Deux écoles d’Oakville, en Ontario, qui ont reçu une bourse De la ferme à l’école Canada – la St. Dominic Catholic Elementary School et la St. Luke Catholic Elementary School – ont connu un franc succès en utilisant un modèle d’affaires lancé par deux parents, Stacey Bean et Jill O’reilley, pour exécuter leur programme de bar à salades.

Afin de pouvoir vous raconter comment ces deux écoles ont fait pour réussir leur bar à salades et susciter un engouement pour la saine alimentation chez de nombreux élèves, nous avons communiqué avec Stacey pour en savoir plus sur leurs programmes, sur ce qui a fonctionné pour eux et sur ce qu’ils ont appris en cours de route. (À noter que les renseignements fournis datent de l’avant-COVID.)

Pour comprendre le parcours de chaque école, commençons par une mise en contexte.

St. Dominic

une école primaire allant de la prématernelle à la 8e année
et ayant une population d’environ 650 élèves,
a reçu sa bourse De la ferme à l’école pour bar à salades d’une valeur de 10 000 $ en 2016.

St. Luke

une école primaire allant de la prématernelle à la 8e année
et ayant une population d’environ 225 élèves,
a reçu sa bourse de 10 000 $ en 2018.

Les deux bars à salades sont organisés et exécutés sous forme de programme hebdomadaire payant.
La salade-repas est servie les mercredis à St. Dominic et les jeudis à St. Luke.

@StDomSaladCart on Twitter

Le mode de fonctionnement
  • Les familles s’inscrivent et paient les salades-repas à l’avance (5 $ par élève par semaine). Le programme est vendu en blocs de 8 ou 12 semaines (en fonction des congés scolaires), mais la plupart sont d’une durée de 12 semaines.
  • Les participants peuvent faire l’achat unique, au coût de 3 $, d’un contenant à salade en plastique arborant un logo. Réutilisable, il est composé de deux compartiments et accompagné d’une fourchette et d’un couteau intégrés au couvercle (ces contenants aident à réduire le gaspillage alimentaire). Si un élève oublie son contenant, on lui fournit une assiette en papier et des ustensiles.
  • La vente des salades-repas en blocs hebdomadaires permet de déterminer la quantité de nourriture requise chaque semaine et d’éviter une fluctuation du nombre de participants. Par exemple, l’équipe de préparation saura qu’il lui faut 6 sacs de laitue déchiquetée, 14 concombres, 2 kg de mini-carottes, etc.
  • Les chariots de bar à salades contiennent toujours de la laitue, des concombres, des tomates et des carottes. À ces ingrédients de base on ajoute trois autres légumes, deux ou trois fruits, un aliment protéiné et un produit céréalier (une option sans gluten est offerte pour une dizaine d’élèves).
  • La nourriture est achetée auprès de trois principaux fournisseurs : Ontario Student Nutrition Services, Roseland Produce et Snax 4 School. En de rares occasions, on fait aussi des achats à Costco, au Wholesale Club ou directement auprès d’un fournisseur.
  • Tous les aliments frais sont commandés de sorte à être livrés la veille du bar à salades. On fait le plein d’aliments non périssables (produits céréaliers, vinaigrettes, aliments protéinés congelés, etc.) une fois par mois.
  • Le programme de bar à salades est souvent accompagné d’un thème hebdomadaire qui suscite l’enthousiasme des élèves et les incite à se demander avec entrain « c’est quoi le thème cette semaine?! ».
  • Voici des exemples de thèmes susceptibles d’inspirer : salade taco (la plus populaire), salade pizza (avec les garnitures habituelles d’une pizza), salade grecque et pique-nique estival. On adapte aussi le menu à un jour férié durant le mois et on célèbre toujours l’anniversaire du bar à salades!

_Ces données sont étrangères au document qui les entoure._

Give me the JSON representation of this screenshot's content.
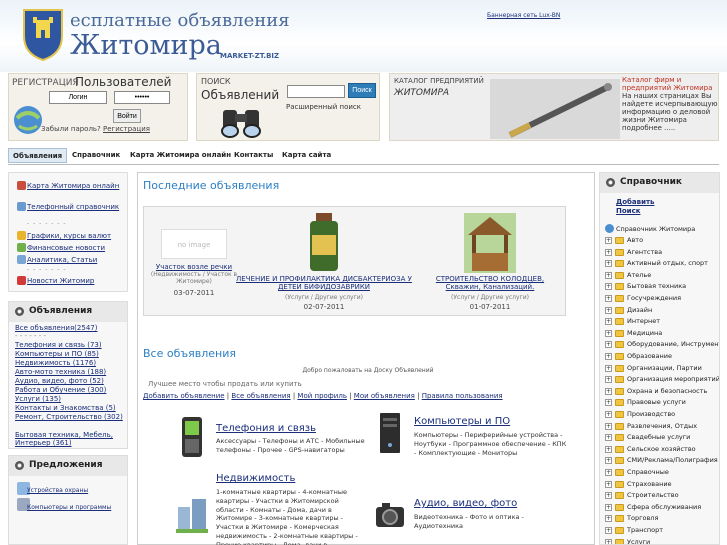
{
  "header": {
    "title_line1": "есплатные объявления",
    "title_line2": "Житомира",
    "domain": "MARKET-ZT.BIZ",
    "lux_link": "Баннерная сеть Lux-BN"
  },
  "registration": {
    "title_small": "РЕГИСТРАЦИЯ",
    "title_big": "Пользователей",
    "login_value": "Логин",
    "password_value": "••••••",
    "enter_button": "Войти",
    "forgot": "Забыли пароль?",
    "register_link": "Регистрация"
  },
  "search": {
    "title_small": "ПОИСК",
    "title_big": "Объявлений",
    "button": "Поиск",
    "advanced": "Расширенный поиск"
  },
  "catalog": {
    "title_small": "КАТАЛОГ ПРЕДПРИЯТИЙ",
    "title_big": "ЖИТОМИРА",
    "desc_highlight": "Каталог фирм и предприятий Житомира",
    "desc_rest": "На наших страницах Вы найдете исчерпывающую информацию о деловой жизни Житомира подробнее ....."
  },
  "nav": {
    "tabs": [
      "Объявления",
      "Справочник",
      "Карта Житомира онлайн",
      "Контакты",
      "Карта сайта"
    ]
  },
  "left_links": {
    "items": [
      "Карта Житомира онлайн",
      "Телефонный справочник",
      "Графики, курсы валют",
      "Финансовые новости",
      "Аналитика, Статьи",
      "Новости Житомир"
    ],
    "dashes": "- - - - - - -"
  },
  "left_ads": {
    "title": "Объявления",
    "categories": [
      "Все объявления(2547)",
      "- - - - - - -",
      "Телефония и связь (73)",
      "Компьютеры и ПО (85)",
      "Недвижимость (1176)",
      "Авто-мото техника (188)",
      "Аудио, видео, фото (52)",
      "Работа и Обучение (300)",
      "Услуги (135)",
      "Контакты и Знакомства (5)",
      "Ремонт, Строительство (302)",
      "Бытовая техника, Мебель, Интерьер (361)"
    ]
  },
  "left_pred": {
    "title": "Предложения",
    "items": [
      "Устройства охраны",
      "Компьютеры и программы"
    ]
  },
  "center": {
    "latest_title": "Последние объявления",
    "latest": [
      {
        "no_image": "no image",
        "title": "Участок возле речки",
        "category": "(Недвижимость / Участок в Житомире)",
        "date": "03-07-2011"
      },
      {
        "title": "ЛЕЧЕНИЕ И ПРОФИЛАКТИКА ДИСБАКТЕРИОЗА У ДЕТЕЙ БИФИДОЗАВРИКИ",
        "category": "(Услуги / Другие услуги)",
        "date": "02-07-2011"
      },
      {
        "title": "СТРОИТЕЛЬСТВО КОЛОДЦЕВ, Скважин, Канализаций.",
        "category": "(Услуги / Другие услуги)",
        "date": "01-07-2011"
      }
    ],
    "all_title": "Все объявления",
    "welcome": "Добро пожаловать на Доску Объявлений",
    "best_place": "Лучшее место чтобы продать или купить",
    "links": [
      "Добавить объявление",
      "Все объявления",
      "Мой профиль",
      "Мои объявления",
      "Правила пользования"
    ],
    "sep": "|",
    "categories": [
      {
        "name": "Телефония и связь",
        "sub": "Аксессуары - Телефоны и АТС - Мобильные телефоны - Прочее - GPS-навигаторы"
      },
      {
        "name": "Компьютеры и ПО",
        "sub": "Компьютеры - Периферийные устройства - Ноутбуки - Программное обеспечение - КПК - Комплектующие - Мониторы"
      },
      {
        "name": "Недвижимость",
        "sub": "1-комнатные квартиры - 4-комнатные квартиры - Участки в Житомирской области - Комнаты - Дома, дачи в Житомире - 3-комнатные квартиры - Участки в Житомире - Комерческая недвижимость - 2-комнатные квартиры - Прочие квартиры - Дома, дачи в"
      },
      {
        "name": "Аудио, видео, фото",
        "sub": "Видеотехника - Фото и оптика - Аудиотехника"
      }
    ]
  },
  "right": {
    "title": "Справочник",
    "add": "Добавить",
    "search": "Поиск",
    "root": "Справочник Житомира",
    "items": [
      "Авто",
      "Агентства",
      "Активный отдых, спорт",
      "Ателье",
      "Бытовая техника",
      "Госучреждения",
      "Дизайн",
      "Интернет",
      "Медицина",
      "Оборудование, Инструменты",
      "Образование",
      "Организации, Партии",
      "Организация мероприятий",
      "Охрана и безопасность",
      "Правовые услуги",
      "Производство",
      "Развлечения, Отдых",
      "Свадебные услуги",
      "Сельское хозяйство",
      "СМИ/Реклама/Полиграфия",
      "Справочные",
      "Страхование",
      "Строительство",
      "Сфера обслуживания",
      "Торговля",
      "Транспорт",
      "Услуги"
    ]
  },
  "colors": {
    "accent_blue": "#2c7fc4",
    "link": "#1a2e7a",
    "search_button": "#2e7db8"
  }
}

Le premier service de bar à salades de l’école St. Dominic a duré sept semaines et a compté 123 élèves et deux enseignants parmi ses convives. Au premier semestre de la troisième année du programme, on dénombrait 240 élèves et 10 enseignants. Voici un rapport de croissance du programme d’un semestre à l’autre :

  • 1re année, 1er semestre (7 semaines) 123 élèves

  • 1re année, 2e semestre (8 semaines) 132 élèves

  • 2e année, 1er semestre (8 semaines) 172 élèves

  • 2e année, 2e semestre (8 semaines) 178 élèves

  • 2e année, 3e semestre (8 semaines) 195 élèves

  • 3e année, 1er semestre (12 semaines) 235 élèves

L’équipe a depuis décidé de limiter la participation à 200 élèves afin que le service soit gérable.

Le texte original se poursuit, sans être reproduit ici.